The focus of this notebook is the Chi Square Test.

The notebook will cover the following:



1.   Description
2.   Manual Calculation
3.   Practical Examples using SciPy Library
4. Assumptions

# 1. Description

One of the use cases of a Chi Square test is when we want to compare two or more categorical sets of data. 

It is useful and often used in A/B testing.

Example uses:



*   An A/B test where half of the users were shown a blue submit button and the other half a purple submit button. Which group was more likely to click on the button?  
*   People from Europe and people from South America were both given a survey asking “Which of the following three foods are your favorite?” Was there a signnificant difference between those from Europe and South America?  



# 2. Manual Calculation 

For the manual calculation example, we are going to use the same problem as we have used in the SciPy practical example.

### Problem Defintion

The management of an e-commerce company want to try to improve conversion on their landing page through to a product page. They want to test a new design for the landing page.  

An A/B test is set up where the users will either be shown the original page or the new landing page.

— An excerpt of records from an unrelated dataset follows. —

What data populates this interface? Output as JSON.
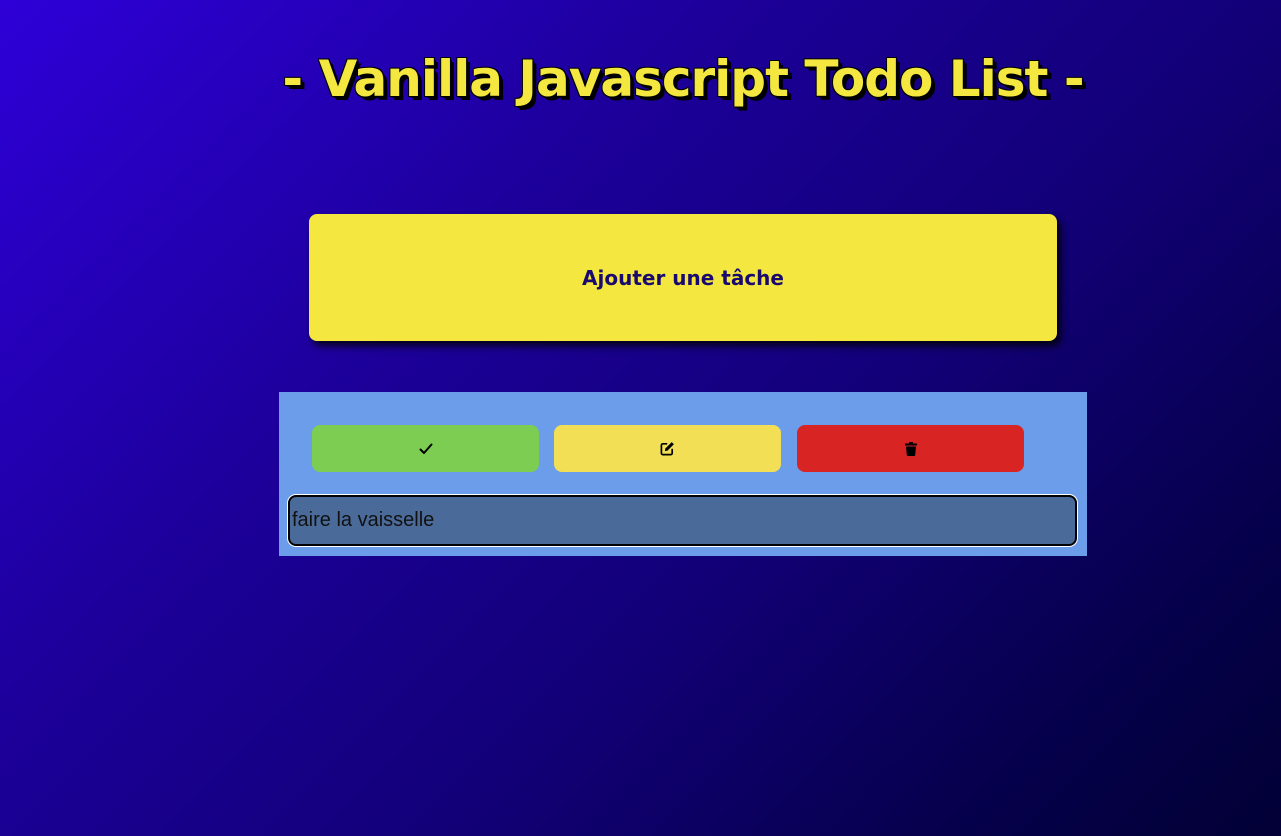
{
  "header": {
    "title": "- Vanilla Javascript Todo List -"
  },
  "add_task": {
    "label": "Ajouter une tâche"
  },
  "todo_item": {
    "text": "faire la vaisselle",
    "actions": [
      {
        "name": "complete",
        "icon": "check-icon",
        "color": "#7dcd52"
      },
      {
        "name": "edit",
        "icon": "edit-icon",
        "color": "#f2df55"
      },
      {
        "name": "delete",
        "icon": "trash-icon",
        "color": "#d92424"
      }
    ]
  },
  "colors": {
    "accent_yellow": "#f4e840",
    "panel_blue": "#6b9deb",
    "input_blue": "#4a6b9a",
    "background_start": "#2e00d8",
    "background_end": "#020035"
  }
}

Using the data below determine if there is a significant difference between the two.


***Original Landing Page***

Number of people clicked through to product page: **30**  
Number of people who did not click through to product page: **10**  

***New Landing Page***

Number of people clicked through to product page: **28**  
Number of people who did not click through to product page: **12** 

### Step 1 - Define Null and Alternative Hypothesis

$H_0$: There is no significant difference between the conversion from the original landing page through to the product page and the new landing page through to the product page.

$H_A$: There is a significant difference between the conversion from the original landing page through to the product page and the new landing page through to the product page.

### Step 2 - Prepare Observed Values

Performing this hypothesis test by hand requires that we use the chi-squared formula which is as follows.

$X^2 = \sum \frac{(O-E)^2}{E}$  

This formula is saying sum the observed value minus the expected value squared divided by the expected value

In [0]:
# Number of people who clicked and didn't for original landing page
original_clicked = 30
original_not_clicked = 10
original_total = 40

# Number of people who clicked and didn't for new landing page
new_clicked = 28
new_not_clicked = 12
new_total = 40

The observed values are the values that are provided in the above cell for both the original and the new landing page.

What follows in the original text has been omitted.